Wednesday, August 17, 2005

Iraq becomes scandal


As if reliving the fast-draw gunslinger days of old Texas, President Bush now says he's willing to use the military option on Iran and its emerging nuclear capabilities as he did in Iraq.

Neither Congress nor the public, however, would tolerate another foolhardy Bush war justified on fabricated tales of disaster and pursued with the bumbling bedlam of an Inspector Clouseau.

The costly folly in Iraq has grown larger.

More than 13,000 wounded represent a new generation of young veterans who'll require lifetime disability payments and/or medical treatment and therapy for decades. The more than 1,800 dead U.S. servicemen who served bravely leave families as permanent testaments to the true cost of the war.

And even after two years and five months in Iraq, Defense Secretary Donald Rumsfeld's war-on-the-cheap remains a scandal, fully justifying Republican Sen.

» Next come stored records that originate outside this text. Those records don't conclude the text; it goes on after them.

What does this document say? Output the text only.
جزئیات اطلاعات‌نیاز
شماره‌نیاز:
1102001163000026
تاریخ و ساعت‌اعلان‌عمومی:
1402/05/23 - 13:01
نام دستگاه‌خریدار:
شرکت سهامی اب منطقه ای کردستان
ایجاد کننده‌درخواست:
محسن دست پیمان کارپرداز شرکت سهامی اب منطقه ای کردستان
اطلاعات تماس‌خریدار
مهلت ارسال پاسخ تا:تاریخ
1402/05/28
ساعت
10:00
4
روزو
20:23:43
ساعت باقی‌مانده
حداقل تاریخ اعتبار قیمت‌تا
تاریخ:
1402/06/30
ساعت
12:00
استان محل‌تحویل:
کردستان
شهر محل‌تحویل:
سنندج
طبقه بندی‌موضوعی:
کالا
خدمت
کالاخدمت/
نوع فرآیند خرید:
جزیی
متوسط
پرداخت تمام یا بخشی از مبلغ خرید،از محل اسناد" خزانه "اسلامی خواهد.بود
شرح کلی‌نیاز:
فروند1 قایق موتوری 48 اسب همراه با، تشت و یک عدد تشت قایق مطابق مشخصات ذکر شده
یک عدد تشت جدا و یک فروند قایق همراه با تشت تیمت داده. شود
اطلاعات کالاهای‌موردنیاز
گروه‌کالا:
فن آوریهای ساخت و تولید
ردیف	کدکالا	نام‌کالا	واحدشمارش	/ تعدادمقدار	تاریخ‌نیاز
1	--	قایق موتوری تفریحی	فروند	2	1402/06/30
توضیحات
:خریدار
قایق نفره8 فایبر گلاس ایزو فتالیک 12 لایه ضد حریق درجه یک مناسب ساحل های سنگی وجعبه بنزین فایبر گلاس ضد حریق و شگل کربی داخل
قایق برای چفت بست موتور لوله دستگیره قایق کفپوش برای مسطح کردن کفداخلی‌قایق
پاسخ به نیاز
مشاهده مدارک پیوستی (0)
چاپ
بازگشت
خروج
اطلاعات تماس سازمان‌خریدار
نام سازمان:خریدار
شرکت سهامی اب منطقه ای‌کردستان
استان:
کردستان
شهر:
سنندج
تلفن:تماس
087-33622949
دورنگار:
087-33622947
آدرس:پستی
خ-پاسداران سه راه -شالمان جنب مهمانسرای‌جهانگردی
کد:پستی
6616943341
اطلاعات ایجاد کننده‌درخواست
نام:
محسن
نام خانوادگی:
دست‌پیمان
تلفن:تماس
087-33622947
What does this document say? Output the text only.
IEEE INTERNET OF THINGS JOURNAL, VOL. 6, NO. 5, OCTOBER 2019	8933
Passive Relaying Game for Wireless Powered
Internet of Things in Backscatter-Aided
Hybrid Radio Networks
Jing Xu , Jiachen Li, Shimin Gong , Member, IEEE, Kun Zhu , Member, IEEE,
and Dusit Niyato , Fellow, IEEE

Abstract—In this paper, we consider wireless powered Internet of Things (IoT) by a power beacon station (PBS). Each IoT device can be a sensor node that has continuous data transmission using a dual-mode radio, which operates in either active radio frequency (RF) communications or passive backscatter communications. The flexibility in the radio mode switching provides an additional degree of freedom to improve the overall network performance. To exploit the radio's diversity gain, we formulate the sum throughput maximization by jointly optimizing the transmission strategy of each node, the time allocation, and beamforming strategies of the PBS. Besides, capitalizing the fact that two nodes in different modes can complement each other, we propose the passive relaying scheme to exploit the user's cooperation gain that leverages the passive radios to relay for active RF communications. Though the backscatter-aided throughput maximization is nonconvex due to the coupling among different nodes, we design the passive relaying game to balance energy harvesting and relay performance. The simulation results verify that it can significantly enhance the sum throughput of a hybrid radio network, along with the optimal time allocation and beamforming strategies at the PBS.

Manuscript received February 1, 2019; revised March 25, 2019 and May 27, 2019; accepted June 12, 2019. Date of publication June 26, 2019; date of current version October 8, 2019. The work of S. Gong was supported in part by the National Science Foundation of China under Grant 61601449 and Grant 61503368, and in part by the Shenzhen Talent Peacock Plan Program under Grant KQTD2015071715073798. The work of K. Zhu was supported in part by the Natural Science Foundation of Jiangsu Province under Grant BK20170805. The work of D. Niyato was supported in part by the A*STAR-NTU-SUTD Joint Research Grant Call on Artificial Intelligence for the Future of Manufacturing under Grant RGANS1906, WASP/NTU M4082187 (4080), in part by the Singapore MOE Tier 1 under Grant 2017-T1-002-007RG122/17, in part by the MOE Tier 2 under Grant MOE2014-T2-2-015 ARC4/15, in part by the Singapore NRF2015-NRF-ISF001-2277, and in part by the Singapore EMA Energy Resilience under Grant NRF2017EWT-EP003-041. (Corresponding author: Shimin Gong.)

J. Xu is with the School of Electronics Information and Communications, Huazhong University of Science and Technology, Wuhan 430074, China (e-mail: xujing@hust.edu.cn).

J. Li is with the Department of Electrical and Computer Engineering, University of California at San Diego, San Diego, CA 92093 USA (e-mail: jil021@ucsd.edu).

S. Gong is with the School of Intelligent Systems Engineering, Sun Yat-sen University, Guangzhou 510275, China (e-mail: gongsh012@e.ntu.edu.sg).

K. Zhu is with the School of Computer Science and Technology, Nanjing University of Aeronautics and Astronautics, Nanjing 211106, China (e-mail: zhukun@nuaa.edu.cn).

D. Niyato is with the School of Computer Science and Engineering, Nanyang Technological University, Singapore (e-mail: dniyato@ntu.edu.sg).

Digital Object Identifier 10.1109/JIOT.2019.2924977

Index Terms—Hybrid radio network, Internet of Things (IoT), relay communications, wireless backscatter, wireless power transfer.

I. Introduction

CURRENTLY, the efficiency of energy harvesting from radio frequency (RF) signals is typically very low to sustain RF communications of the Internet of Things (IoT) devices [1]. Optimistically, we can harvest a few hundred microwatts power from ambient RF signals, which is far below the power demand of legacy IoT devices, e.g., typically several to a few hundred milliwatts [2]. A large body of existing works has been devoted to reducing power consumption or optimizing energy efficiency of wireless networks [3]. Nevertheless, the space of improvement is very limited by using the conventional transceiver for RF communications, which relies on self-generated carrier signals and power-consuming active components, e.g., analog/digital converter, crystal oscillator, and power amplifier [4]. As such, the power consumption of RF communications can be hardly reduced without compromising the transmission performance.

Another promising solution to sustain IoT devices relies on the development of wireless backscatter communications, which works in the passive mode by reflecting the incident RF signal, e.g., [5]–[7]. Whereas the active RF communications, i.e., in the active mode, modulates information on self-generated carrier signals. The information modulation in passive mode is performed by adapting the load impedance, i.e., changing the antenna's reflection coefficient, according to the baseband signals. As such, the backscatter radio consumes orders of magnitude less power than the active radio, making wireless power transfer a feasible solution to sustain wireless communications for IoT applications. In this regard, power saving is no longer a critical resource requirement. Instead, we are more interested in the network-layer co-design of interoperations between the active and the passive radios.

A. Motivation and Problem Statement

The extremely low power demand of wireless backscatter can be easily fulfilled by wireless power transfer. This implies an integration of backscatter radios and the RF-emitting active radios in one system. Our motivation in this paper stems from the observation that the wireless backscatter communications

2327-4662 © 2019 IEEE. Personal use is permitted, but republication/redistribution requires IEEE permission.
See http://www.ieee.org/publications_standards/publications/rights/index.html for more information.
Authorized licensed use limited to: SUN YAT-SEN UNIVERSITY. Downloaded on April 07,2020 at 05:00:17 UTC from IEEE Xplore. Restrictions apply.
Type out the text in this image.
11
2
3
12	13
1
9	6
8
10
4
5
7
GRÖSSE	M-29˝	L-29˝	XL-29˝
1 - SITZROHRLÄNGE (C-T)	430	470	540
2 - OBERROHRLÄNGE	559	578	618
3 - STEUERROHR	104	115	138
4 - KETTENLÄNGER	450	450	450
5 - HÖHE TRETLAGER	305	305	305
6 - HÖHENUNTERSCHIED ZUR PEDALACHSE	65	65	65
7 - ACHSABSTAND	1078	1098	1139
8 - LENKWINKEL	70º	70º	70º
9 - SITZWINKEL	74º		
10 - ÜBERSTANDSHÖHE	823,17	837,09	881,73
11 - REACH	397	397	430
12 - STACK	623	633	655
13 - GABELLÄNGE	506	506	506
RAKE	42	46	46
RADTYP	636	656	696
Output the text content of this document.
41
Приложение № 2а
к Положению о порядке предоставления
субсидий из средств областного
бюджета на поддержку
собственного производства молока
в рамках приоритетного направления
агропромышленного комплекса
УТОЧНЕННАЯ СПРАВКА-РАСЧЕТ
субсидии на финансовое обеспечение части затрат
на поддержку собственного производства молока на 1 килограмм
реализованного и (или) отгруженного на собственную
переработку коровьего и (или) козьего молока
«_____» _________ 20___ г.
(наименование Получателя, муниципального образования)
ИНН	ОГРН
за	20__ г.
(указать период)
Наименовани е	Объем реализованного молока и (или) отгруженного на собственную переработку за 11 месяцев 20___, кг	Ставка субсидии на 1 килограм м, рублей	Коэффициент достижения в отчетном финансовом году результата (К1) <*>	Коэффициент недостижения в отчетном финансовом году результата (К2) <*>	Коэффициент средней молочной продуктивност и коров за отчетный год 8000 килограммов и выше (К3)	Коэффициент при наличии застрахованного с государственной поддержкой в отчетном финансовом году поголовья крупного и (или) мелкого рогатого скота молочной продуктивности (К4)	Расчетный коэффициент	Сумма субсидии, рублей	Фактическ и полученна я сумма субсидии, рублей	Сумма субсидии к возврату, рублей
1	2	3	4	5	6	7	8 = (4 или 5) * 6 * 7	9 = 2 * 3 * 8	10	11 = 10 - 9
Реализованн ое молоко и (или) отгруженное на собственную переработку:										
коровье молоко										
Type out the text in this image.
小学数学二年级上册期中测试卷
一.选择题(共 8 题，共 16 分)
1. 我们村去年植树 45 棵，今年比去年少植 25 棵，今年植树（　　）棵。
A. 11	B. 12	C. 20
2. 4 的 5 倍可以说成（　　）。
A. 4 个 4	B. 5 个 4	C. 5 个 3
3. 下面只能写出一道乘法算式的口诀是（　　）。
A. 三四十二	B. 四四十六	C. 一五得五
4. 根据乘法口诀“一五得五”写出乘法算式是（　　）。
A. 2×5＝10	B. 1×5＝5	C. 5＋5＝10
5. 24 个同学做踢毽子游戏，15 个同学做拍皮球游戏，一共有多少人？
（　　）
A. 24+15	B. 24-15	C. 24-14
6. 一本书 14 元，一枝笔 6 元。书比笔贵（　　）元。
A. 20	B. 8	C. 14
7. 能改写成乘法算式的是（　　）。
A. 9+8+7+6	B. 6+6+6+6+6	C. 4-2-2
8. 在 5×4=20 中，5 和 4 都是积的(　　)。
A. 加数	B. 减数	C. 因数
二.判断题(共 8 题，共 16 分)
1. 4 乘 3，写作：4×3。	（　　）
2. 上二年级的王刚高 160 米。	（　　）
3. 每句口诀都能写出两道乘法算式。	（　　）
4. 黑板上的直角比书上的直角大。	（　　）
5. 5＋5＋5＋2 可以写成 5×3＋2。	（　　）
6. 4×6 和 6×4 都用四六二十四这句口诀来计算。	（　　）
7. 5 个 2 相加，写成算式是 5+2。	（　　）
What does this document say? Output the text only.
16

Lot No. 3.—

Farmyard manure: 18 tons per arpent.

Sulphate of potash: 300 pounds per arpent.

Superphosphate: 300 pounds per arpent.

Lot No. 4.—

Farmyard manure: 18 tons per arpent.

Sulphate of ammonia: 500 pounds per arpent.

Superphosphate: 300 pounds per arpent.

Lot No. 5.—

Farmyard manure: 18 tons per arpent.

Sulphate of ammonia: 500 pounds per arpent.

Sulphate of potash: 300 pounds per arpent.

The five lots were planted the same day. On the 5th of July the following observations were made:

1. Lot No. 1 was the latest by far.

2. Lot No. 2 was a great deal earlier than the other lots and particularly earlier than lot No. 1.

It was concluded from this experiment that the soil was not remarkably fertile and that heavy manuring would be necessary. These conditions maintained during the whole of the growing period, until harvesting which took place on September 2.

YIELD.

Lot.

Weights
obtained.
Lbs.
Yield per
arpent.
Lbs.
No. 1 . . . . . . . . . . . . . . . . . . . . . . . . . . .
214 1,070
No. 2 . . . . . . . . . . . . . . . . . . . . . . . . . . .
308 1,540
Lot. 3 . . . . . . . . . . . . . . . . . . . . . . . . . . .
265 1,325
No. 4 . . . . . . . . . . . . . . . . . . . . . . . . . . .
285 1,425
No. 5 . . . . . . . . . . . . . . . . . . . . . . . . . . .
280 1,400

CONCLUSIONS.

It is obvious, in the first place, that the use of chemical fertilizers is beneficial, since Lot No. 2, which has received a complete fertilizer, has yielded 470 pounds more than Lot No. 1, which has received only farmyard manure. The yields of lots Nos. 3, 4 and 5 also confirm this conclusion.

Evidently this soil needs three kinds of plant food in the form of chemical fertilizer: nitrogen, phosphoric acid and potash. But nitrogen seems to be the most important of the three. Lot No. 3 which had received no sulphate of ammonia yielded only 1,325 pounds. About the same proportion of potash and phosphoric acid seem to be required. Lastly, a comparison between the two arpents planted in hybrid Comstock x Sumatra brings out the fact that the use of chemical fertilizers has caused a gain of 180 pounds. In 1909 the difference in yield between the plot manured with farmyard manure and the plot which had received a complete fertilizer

John McCain's lament that he lacks confidence in the defense chief.

Tens of thousands of new pieces of body armor are being rushed to GIs whose protective gear is useless against a new surge of attacks by insurgents that Vice President Cheney airily claims are "in their last throes." Poorly armored military vehicles continue to be death traps.

And as John Crawford, a returned GI, writes in his new best-selling book, "The Last True Story I'll Ever Tell: An Accidental Soldier's Account of the War in Iraq," when his unit left Iraq their "uniforms were in tatters (and) night vision goggles had been packed away seven months earlier when all our replacement parts ran out."

Homefolks have valiantly supported the troops. Clearly, the president and his mismanagement managers have not.